At current levels, its stock trades at just 18.8 times fiscal 2015’s estimated earnings per share of $3.49 and only 16.4 times fiscal 2016’s estimated earnings per share of $4.00, both of which are inexpensive compared with its five-year average price-to-earnings multiple of 159.7 and its sub-industry average multiple of 26.7.
With the multiples above and its estimated 14.1% long-term earnings growth rate in mind, I think Loblaw’s stock could consistently trade at a fair multiple of at least 20, which would place its shares around $80 by the conclusion of fiscal 2016, representing upside of more than 21% from today’s levels.
Additionally, the company pays a quarterly dividend of $0.25 per share, or $1.00 per share annually, giving its stock a 1.5% yield at current levels. It is also worth noting that it has raised its annual dividend payment for four consecutive years.
3. Sleep Country Canada Holdings Inc.
Sleep Country Canada Holdings Inc. (TSX:ZZZ) is the leading retailer of mattresses and sleep accessories in Canada, and it is the company behind the Sleep Country and Dormez-vous retail banners.
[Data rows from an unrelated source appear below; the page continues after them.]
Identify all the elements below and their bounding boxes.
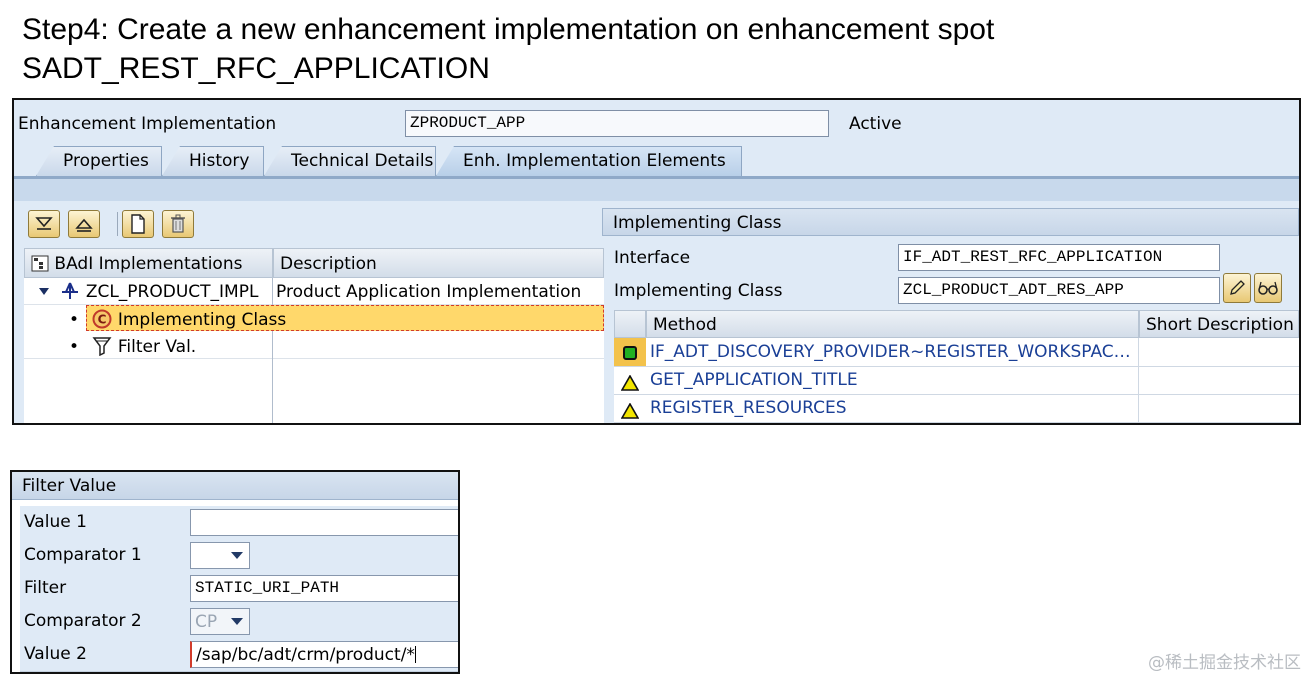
- methods-column-short-description[interactable]: Short Description: [1139, 310, 1299, 338]
- svg-text:C: C: [98, 313, 107, 327]
- toolbar-separator: [117, 212, 118, 236]
- display-class-button[interactable]: [1254, 273, 1282, 303]
- filter-value-panel: Filter Value Value 1 Comparator 1 Filter…: [10, 470, 460, 674]
- tree-column-badi-implementations[interactable]: BAdI Implementations: [24, 248, 273, 278]
- method-row[interactable]: GET_APPLICATION_TITLE: [614, 366, 1299, 395]
- method-short-description: [1139, 338, 1299, 366]
- filter-value-title: Filter Value: [12, 472, 458, 500]
- tab-enh-implementation-elements[interactable]: Enh. Implementation Elements: [436, 146, 742, 176]
- method-status-cell: [614, 338, 646, 366]
- chevron-down-icon[interactable]: [231, 552, 243, 559]
- expand-triangle-icon[interactable]: [39, 288, 49, 295]
- edit-pencil-icon: [1230, 280, 1245, 295]
- delete-button[interactable]: [162, 210, 194, 238]
- method-short-description: [1139, 394, 1299, 422]
- method-status-cell: [614, 394, 646, 422]
- value-1-input[interactable]: [190, 509, 458, 536]
- tree-header-icon: [31, 255, 49, 272]
- heading-line-2: SADT_REST_RFC_APPLICATION: [22, 52, 490, 85]
- create-icon: [131, 214, 145, 234]
- filter-row-comparator-1: Comparator 1: [20, 539, 458, 573]
- value-1-label: Value 1: [24, 512, 87, 532]
- tree-row-implementing-class[interactable]: • C Implementing Class: [24, 305, 604, 332]
- enhancement-implementation-label: Enhancement Implementation: [18, 114, 277, 134]
- watermark: @稀土掘金技术社区: [1148, 653, 1301, 673]
- tree-row-filter-val[interactable]: • Filter Val.: [24, 332, 604, 359]
- badi-implementations-tree: BAdI Implementations Description ZCL_PRO…: [24, 248, 604, 423]
- warning-triangle-icon: [621, 375, 639, 391]
- comparator-2-label: Comparator 2: [24, 611, 142, 631]
- filter-input[interactable]: STATIC_URI_PATH: [190, 575, 458, 602]
- collapse-all-button[interactable]: [68, 210, 100, 238]
- value-2-text: /sap/bc/adt/crm/product/*: [196, 645, 415, 665]
- implemented-status-icon: [623, 346, 637, 360]
- tab-properties[interactable]: Properties: [36, 146, 162, 176]
- filter-val-description: [273, 332, 604, 359]
- filter-row-value-2: Value 2 /sap/bc/adt/crm/product/*: [20, 638, 458, 672]
- heading-line-1: Step4: Create a new enhancement implemen…: [22, 13, 995, 46]
- comparator-1-dropdown[interactable]: [190, 542, 250, 569]
- text-cursor: [414, 646, 416, 663]
- filter-icon: [92, 337, 112, 357]
- tab-technical-details[interactable]: Technical Details: [264, 146, 436, 176]
- tree-bullet: •: [69, 310, 80, 330]
- interface-field[interactable]: IF_ADT_REST_RFC_APPLICATION: [898, 244, 1220, 271]
- method-name[interactable]: IF_ADT_DISCOVERY_PROVIDER~REGISTER_WORKS…: [646, 338, 1139, 366]
- methods-column-method[interactable]: Method: [646, 310, 1139, 338]
- implementing-class-node: Implementing Class: [117, 310, 287, 330]
- implementing-class-field[interactable]: ZCL_PRODUCT_ADT_RES_APP: [898, 277, 1220, 304]
- badi-impl-description: Product Application Implementation: [273, 278, 604, 305]
- expand-all-button[interactable]: [28, 210, 60, 238]
- class-icon: C: [92, 309, 112, 329]
- comparator-2-value: CP: [195, 612, 218, 632]
- tab-history[interactable]: History: [162, 146, 264, 176]
- edit-class-button[interactable]: [1223, 273, 1251, 303]
- comparator-2-dropdown[interactable]: CP: [190, 608, 250, 635]
- tab-strip: Properties History Technical Details Enh…: [14, 144, 1299, 177]
- collapse-all-icon: [75, 218, 93, 232]
- method-short-description: [1139, 366, 1299, 394]
- value-2-input[interactable]: /sap/bc/adt/crm/product/*: [190, 641, 458, 668]
- filter-label: Filter: [24, 578, 67, 598]
- method-name[interactable]: GET_APPLICATION_TITLE: [646, 366, 1139, 394]
- badi-impl-name: ZCL_PRODUCT_IMPL: [85, 282, 259, 302]
- implementing-class-label: Implementing Class: [614, 281, 783, 301]
- filter-row-comparator-2: Comparator 2 CP: [20, 605, 458, 639]
- chevron-down-icon[interactable]: [231, 618, 243, 625]
- method-status-cell: [614, 366, 646, 394]
- comparator-1-label: Comparator 1: [24, 545, 142, 565]
- filter-val-node: Filter Val.: [117, 337, 197, 357]
- method-row[interactable]: IF_ADT_DISCOVERY_PROVIDER~REGISTER_WORKS…: [614, 338, 1299, 367]
- interface-label: Interface: [614, 248, 691, 268]
- tree-bullet: •: [69, 337, 80, 357]
- tree-row-badi-impl[interactable]: ZCL_PRODUCT_IMPL Product Application Imp…: [24, 278, 604, 305]
- filter-row-value-1: Value 1: [20, 506, 458, 540]
- value-2-label: Value 2: [24, 644, 87, 664]
- badi-icon: [62, 282, 79, 299]
- slide-heading: Step4: Create a new enhancement implemen…: [22, 10, 994, 88]
- implementing-class-panel-title: Implementing Class: [602, 208, 1299, 236]
- tree-column-description[interactable]: Description: [273, 248, 604, 278]
- filter-row-filter: Filter STATIC_URI_PATH: [20, 572, 458, 606]
- enhancement-implementation-window: Enhancement Implementation ZPRODUCT_APP …: [12, 98, 1301, 425]
- warning-triangle-icon: [621, 403, 639, 419]
- display-glasses-icon: [1258, 281, 1278, 295]
- enhancement-implementation-field[interactable]: ZPRODUCT_APP: [405, 110, 829, 137]
- method-row[interactable]: REGISTER_RESOURCES: [614, 394, 1299, 423]
- expand-all-icon: [35, 217, 53, 230]
- methods-table: Method Short Description IF_ADT_DISCOVER…: [614, 310, 1299, 423]
- status-label: Active: [849, 114, 902, 134]
- delete-icon: [171, 214, 185, 233]
- create-button[interactable]: [122, 210, 154, 238]
- tree-column-label: BAdI Implementations: [54, 254, 243, 274]
- tab-content-band: [14, 179, 1299, 201]
- methods-status-column: [614, 310, 646, 338]
- method-name[interactable]: REGISTER_RESOURCES: [646, 394, 1139, 422]
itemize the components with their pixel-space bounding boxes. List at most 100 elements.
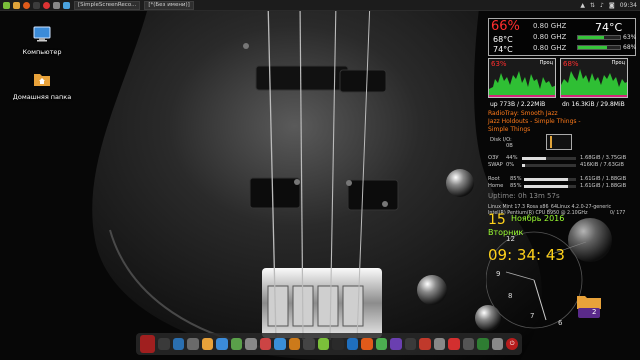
- computer-icon: [33, 26, 51, 42]
- app-icon-6[interactable]: [216, 338, 228, 350]
- disk-home-pct: 85%: [510, 183, 522, 189]
- disk-root-bar: [524, 178, 576, 181]
- menu-icon[interactable]: [3, 1, 10, 9]
- graph-2-label: 68%: [563, 60, 579, 68]
- clock-text[interactable]: 09:34: [620, 2, 637, 9]
- workspace-switcher[interactable]: 2: [576, 294, 602, 320]
- camera-icon[interactable]: ◙: [609, 2, 615, 9]
- cpu-graph-1: 63% Проц: [488, 58, 556, 98]
- taskbar-item-screenrecorder[interactable]: [SimpleScreenReco...: [74, 0, 141, 10]
- disk-home-name: Home: [488, 183, 504, 189]
- dial-number-7: 7: [530, 312, 535, 320]
- home-folder-icon: [34, 74, 50, 86]
- mem-swap-pct: 0%: [506, 162, 515, 168]
- graph-1-sublabel: Проц: [539, 60, 553, 66]
- os-info: Linux Mint 17.3 Rosa x86_64Linux 4.2.0-2…: [488, 205, 612, 210]
- desktop-icon-label: Домашняя папка: [12, 93, 72, 101]
- app-icon-17[interactable]: [375, 338, 388, 350]
- cpu-freq-2: 0.80 GHZ: [533, 33, 567, 41]
- core-pct-1: 63%: [623, 34, 637, 41]
- tray-icon[interactable]: ▲: [580, 2, 585, 9]
- app-icon-8[interactable]: [245, 338, 257, 350]
- app-icon-3[interactable]: [172, 338, 185, 350]
- app-icon-1[interactable]: [140, 335, 156, 353]
- app-icon-4[interactable]: [187, 338, 199, 350]
- firefox-icon[interactable]: [23, 1, 30, 9]
- app-icon-21[interactable]: [433, 338, 446, 350]
- date-day: 15: [488, 212, 506, 228]
- terminal-icon[interactable]: [33, 1, 40, 9]
- mem-swap-name: SWAP: [488, 162, 503, 168]
- cpu-freq-1: 0.80 GHZ: [533, 22, 567, 30]
- app-icon-20[interactable]: [419, 338, 431, 350]
- settings-icon[interactable]: [53, 1, 60, 9]
- app-icon-15[interactable]: [346, 338, 359, 350]
- cpu-temp-big: 74°C: [595, 21, 623, 34]
- dial-number-12: 12: [506, 235, 515, 243]
- workspace-number: 2: [592, 308, 597, 316]
- app-icon-7[interactable]: [230, 338, 243, 350]
- chrome-icon[interactable]: [43, 1, 50, 9]
- app-icon-18[interactable]: [390, 338, 402, 350]
- workspace-box: [578, 308, 600, 318]
- net-upload: up 773B / 2.22MiB: [490, 101, 546, 108]
- folder-icon[interactable]: [13, 1, 20, 9]
- disk-io-value: 0B: [506, 143, 513, 149]
- disk-root-pct: 85%: [510, 176, 522, 182]
- mem-swap-bar: [522, 164, 576, 167]
- app-icon[interactable]: [63, 1, 70, 9]
- app-icon-25[interactable]: [491, 338, 504, 350]
- radio-song-title-2: Simple Things: [488, 126, 531, 133]
- graph-2-sublabel: Проц: [611, 60, 625, 66]
- cpu-graph-2: 68% Проц: [560, 58, 628, 98]
- cpu-freq-3: 0.80 GHZ: [533, 44, 567, 52]
- app-icon-23[interactable]: [462, 338, 475, 350]
- dock: ⏻: [136, 333, 522, 355]
- app-icon-11[interactable]: [288, 338, 301, 350]
- cpu-percent: 66%: [491, 19, 520, 34]
- taskbar-item-untitled[interactable]: [*(Без имени)]: [144, 0, 194, 10]
- date-month-year: Ноябрь 2016: [511, 214, 565, 223]
- cpu-panel: 66% 68°C 74°C 0.80 GHZ 0.80 GHZ 0.80 GHZ…: [488, 18, 636, 56]
- app-icon-10[interactable]: [274, 338, 286, 350]
- app-icon-5[interactable]: [201, 338, 214, 350]
- power-icon[interactable]: ⏻: [506, 338, 518, 350]
- dial-number-9: 9: [496, 270, 501, 278]
- disk-io-graph: [546, 134, 572, 150]
- desktop-icon-computer[interactable]: Компьютер: [12, 26, 72, 56]
- app-icon-22[interactable]: [448, 338, 460, 350]
- app-icon-12[interactable]: [303, 338, 315, 350]
- app-icon-2[interactable]: [158, 338, 170, 350]
- app-icon-13[interactable]: [317, 338, 330, 350]
- app-icon-9[interactable]: [259, 338, 272, 350]
- mem-ram-value: 1.68GiB / 3.75GiB: [580, 155, 627, 161]
- taskbar-item-label: [*(Без имени)]: [148, 2, 190, 8]
- clock-widget: 15 Ноябрь 2016 Вторник 09: 34: 43 12 6 8…: [486, 212, 638, 332]
- app-icon-16[interactable]: [361, 338, 373, 350]
- uptime-text: Uptime: 0h 13m 57s: [488, 192, 560, 200]
- cpu-temp-2: 74°C: [493, 45, 513, 54]
- radio-song-title: Jazz Holdouts - Simple Things -: [488, 118, 581, 125]
- dial-number-6: 6: [558, 319, 563, 327]
- disk-root-value: 1.61GiB / 1.88GiB: [580, 176, 627, 182]
- core-bar-2: [577, 45, 621, 50]
- net-download: dn 16.3KiB / 29.8MiB: [562, 101, 625, 108]
- app-icon-19[interactable]: [404, 338, 417, 350]
- top-panel: [SimpleScreenReco... [*(Без имени)] ▲ ⇅ …: [0, 0, 640, 11]
- core-pct-2: 68%: [623, 44, 637, 51]
- cpu-temp-1: 68°C: [493, 35, 513, 44]
- core-bar-1: [577, 35, 621, 40]
- desktop-icon-label: Компьютер: [22, 48, 62, 56]
- mem-ram-pct: 44%: [506, 155, 518, 161]
- disk-home-bar: [524, 185, 576, 188]
- app-icon-14[interactable]: [332, 338, 344, 350]
- mem-ram-bar: [522, 157, 576, 160]
- digital-time: 09: 34: 43: [488, 246, 565, 264]
- network-icon[interactable]: ⇅: [590, 2, 595, 9]
- mem-ram-name: ОЗУ: [488, 155, 499, 161]
- desktop-icon-home[interactable]: Домашняя папка: [12, 71, 72, 101]
- disk-home-value: 1.61GiB / 1.88GiB: [580, 183, 627, 189]
- disk-root-name: Root: [488, 176, 500, 182]
- app-icon-24[interactable]: [477, 338, 489, 350]
- volume-icon[interactable]: ♪: [600, 2, 604, 9]
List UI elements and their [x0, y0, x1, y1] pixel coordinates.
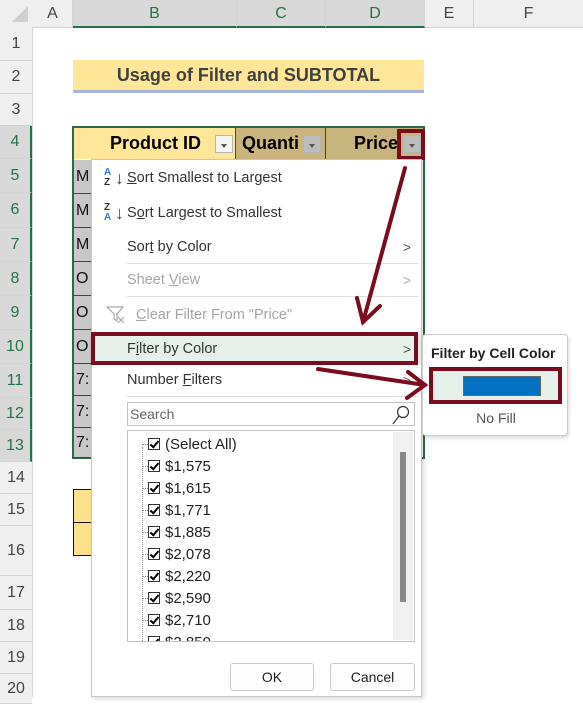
annotation-arrow-right — [316, 367, 429, 400]
annotation-arrow-down — [355, 166, 407, 326]
annotation-arrows — [316, 166, 429, 400]
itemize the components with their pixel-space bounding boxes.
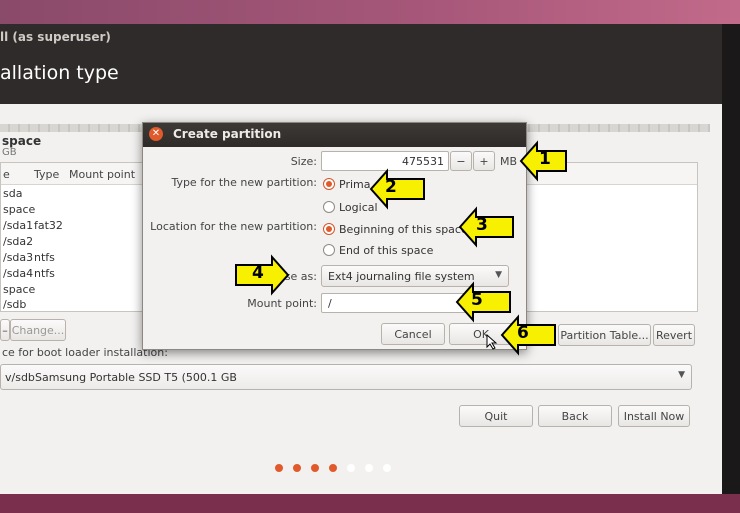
progress-dot [293,464,301,472]
row-device: /sda2 [3,235,34,248]
mouse-pointer-icon [486,334,498,350]
row-device: space [3,203,36,216]
beginning-radio-label: Beginning of this space [339,223,468,236]
col-mount-header[interactable]: Mount point [69,168,135,181]
callout-arrow-6: 6 [500,314,558,360]
close-icon[interactable]: ✕ [149,127,163,141]
window-title: ll (as superuser) [0,30,111,44]
beginning-radio[interactable] [323,223,335,235]
progress-dot [275,464,283,472]
revert-button[interactable]: Revert [653,324,695,346]
size-unit: MB [500,155,518,168]
callout-number: 3 [476,215,488,235]
chevron-down-icon: ▼ [678,370,685,380]
end-radio[interactable] [323,244,335,256]
screen-edge [722,24,740,513]
partition-type-label: Type for the new partition: [171,176,317,189]
callout-number: 4 [252,263,264,283]
desktop-background [0,494,740,513]
logical-radio[interactable] [323,201,335,213]
primary-radio[interactable] [323,178,335,190]
callout-number: 2 [385,177,397,197]
row-type: fat32 [34,219,63,232]
free-space-size: GB [2,147,17,158]
callout-number: 6 [517,323,529,343]
row-type: ntfs [34,251,55,264]
size-increase-button[interactable]: + [473,151,495,171]
progress-dot [311,464,319,472]
callout-arrow-3: 3 [458,206,516,252]
use-as-value: Ext4 journaling file system [328,270,475,283]
row-device: /sdb [3,298,27,311]
row-device: /sda4 [3,267,34,280]
progress-dot [383,464,391,472]
dialog-title: Create partition [173,127,282,141]
end-radio-label: End of this space [339,244,434,257]
free-space-label: space [2,134,42,148]
size-label: Size: [290,155,317,168]
row-device: sda [3,187,23,200]
primary-radio-label: Prima [339,178,371,191]
boot-device: v/sdb [5,371,35,384]
window-titlebar: ll (as superuser) allation type [0,24,725,104]
callout-arrow-1: 1 [519,140,569,186]
partition-location-label: Location for the new partition: [150,220,317,233]
col-device-header[interactable]: e [3,168,10,181]
callout-number: 1 [539,149,551,169]
page-title: allation type [0,62,119,84]
remove-partition-button[interactable]: – [0,319,10,341]
boot-loader-select[interactable]: v/sdb Samsung Portable SSD T5 (500.1 GB … [0,364,692,390]
screen-bezel [0,0,740,24]
install-now-button[interactable]: Install Now [618,405,690,427]
progress-dot [365,464,373,472]
row-device: space [3,283,36,296]
back-button[interactable]: Back [538,405,612,427]
callout-number: 5 [471,290,483,310]
callout-arrow-2: 2 [369,168,427,214]
callout-arrow-4: 4 [234,254,290,300]
chevron-down-icon: ▼ [495,270,502,280]
row-type: ntfs [34,267,55,280]
quit-button[interactable]: Quit [459,405,533,427]
cancel-button[interactable]: Cancel [381,323,445,345]
size-value: 475531 [402,155,444,168]
dialog-titlebar: ✕ Create partition [143,123,526,147]
size-decrease-button[interactable]: − [450,151,472,171]
change-partition-button[interactable]: Change... [10,319,66,341]
new-partition-table-button[interactable]: Partition Table... [558,324,651,346]
progress-dot [329,464,337,472]
row-device: /sda3 [3,251,34,264]
boot-device-name: Samsung Portable SSD T5 (500.1 GB [35,371,237,384]
col-type-header[interactable]: Type [34,168,59,181]
mount-point-value: / [328,297,332,310]
progress-dot [347,464,355,472]
row-device: /sda1 [3,219,34,232]
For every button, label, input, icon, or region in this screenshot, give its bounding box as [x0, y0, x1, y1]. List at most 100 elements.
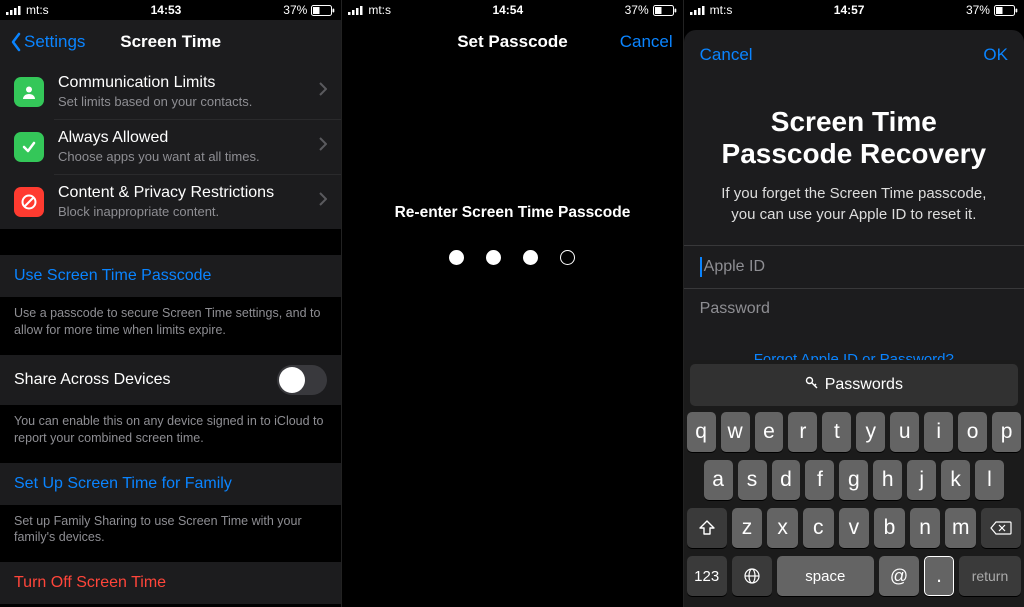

Dormez-vous is the largest retailer of mattresses in Quebec, and Sleep Country Canada is the largest retailer of mattresses in the rest of Canada.
At today’s levels, its stock trades at just 16 times fiscal 2015’s estimated earnings per share of $1.09 and only 15 times fiscal 2016’s estimated earnings per share of $1.16, both of which are inexpensive given its sub-industry average multiple of 25.1 and the sector average multiple of 18.4. We currently do not have historical averages for Sleep Country, because it only went public on July 16, 2015.
Due to the fact that it is the only publicly traded, pure-play mattress company in Canada and with its estimated 6.6% long-term earnings growth rate in mind, I think Sleep Country’s stock could consistently trade at a fair multiple of about 20, which would place its shares upwards of $23 by the conclusion of fiscal 2016, representing upside of about 32% from current levels.
In addition, the company declared its first quarterly dividend of $0.13 per share on November 3, which is equal to $0.52 per share annually, and this gives its stock a 3% yield at today’s levels.
Which of these stocks is your top retail pick?
Dollarama, Loblaw, and Sleep Country are my top three retail stock picks for 2016. All Foolish investors should take a closer look at each and strongly consider initiating positions in one of them over the next couple of trading sessions.